Now, obviously, every single one of your actual points will return false because they're all on the border (by definition). However, you now have a matrix of points around your point of interest that define where is "inside" and where is "outside". Average all of the "inside" points and move your actual point along the vector between itself and towards this average. You could play with different erosion kernels to see what works best.
You could even work with a kernel with floating point weights instead of either/or values which will affect your average calculation proportional to their weights. With this, you could approximate a circular kernel with a low number of points.
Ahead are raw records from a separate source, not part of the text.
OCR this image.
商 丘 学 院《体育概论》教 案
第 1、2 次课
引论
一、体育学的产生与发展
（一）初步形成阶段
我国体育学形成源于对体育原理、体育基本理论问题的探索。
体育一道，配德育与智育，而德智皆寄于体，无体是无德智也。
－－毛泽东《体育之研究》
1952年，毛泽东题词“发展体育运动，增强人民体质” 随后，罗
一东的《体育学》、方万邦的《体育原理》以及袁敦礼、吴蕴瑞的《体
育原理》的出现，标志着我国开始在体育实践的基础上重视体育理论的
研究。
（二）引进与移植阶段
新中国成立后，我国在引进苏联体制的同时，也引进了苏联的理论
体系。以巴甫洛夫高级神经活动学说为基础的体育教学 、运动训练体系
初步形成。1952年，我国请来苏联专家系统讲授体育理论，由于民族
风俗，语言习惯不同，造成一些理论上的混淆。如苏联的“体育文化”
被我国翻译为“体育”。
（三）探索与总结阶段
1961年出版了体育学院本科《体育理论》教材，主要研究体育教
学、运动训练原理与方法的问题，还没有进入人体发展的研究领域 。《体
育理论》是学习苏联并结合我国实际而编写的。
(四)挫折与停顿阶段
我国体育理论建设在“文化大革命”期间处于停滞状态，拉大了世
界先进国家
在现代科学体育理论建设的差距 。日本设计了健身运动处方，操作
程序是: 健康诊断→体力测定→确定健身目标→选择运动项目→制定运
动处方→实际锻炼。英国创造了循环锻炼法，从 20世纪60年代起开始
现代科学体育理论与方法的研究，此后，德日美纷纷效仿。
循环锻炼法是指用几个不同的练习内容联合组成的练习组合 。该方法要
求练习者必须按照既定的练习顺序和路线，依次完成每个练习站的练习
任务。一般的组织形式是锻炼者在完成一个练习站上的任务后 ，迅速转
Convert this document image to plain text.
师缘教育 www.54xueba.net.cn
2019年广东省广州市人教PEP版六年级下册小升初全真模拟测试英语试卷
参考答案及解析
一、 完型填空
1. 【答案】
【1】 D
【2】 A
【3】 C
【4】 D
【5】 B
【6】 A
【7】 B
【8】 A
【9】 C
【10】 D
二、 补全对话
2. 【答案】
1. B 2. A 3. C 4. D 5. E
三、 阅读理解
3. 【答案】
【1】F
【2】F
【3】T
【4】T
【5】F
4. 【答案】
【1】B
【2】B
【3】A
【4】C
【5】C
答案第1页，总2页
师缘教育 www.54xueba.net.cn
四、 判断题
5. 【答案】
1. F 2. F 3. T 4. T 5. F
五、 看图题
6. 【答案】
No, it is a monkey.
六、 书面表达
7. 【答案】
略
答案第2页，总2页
Try the simpler method first.
Find the selection center (as suggested by colithium)
Map the selection points to the coordinate system with the selection center at (0,0). For example, if the selection center is at (150,150), and a given selection point is at (125,75), the mapped position of the point becomes (-25,-75).
Scale the mapped points (multiply X and Y by something in the range of 0.0..1.0)
Remap the points back to the original coordinate system
Only simple maths required, no need to muck about normalizing vectors.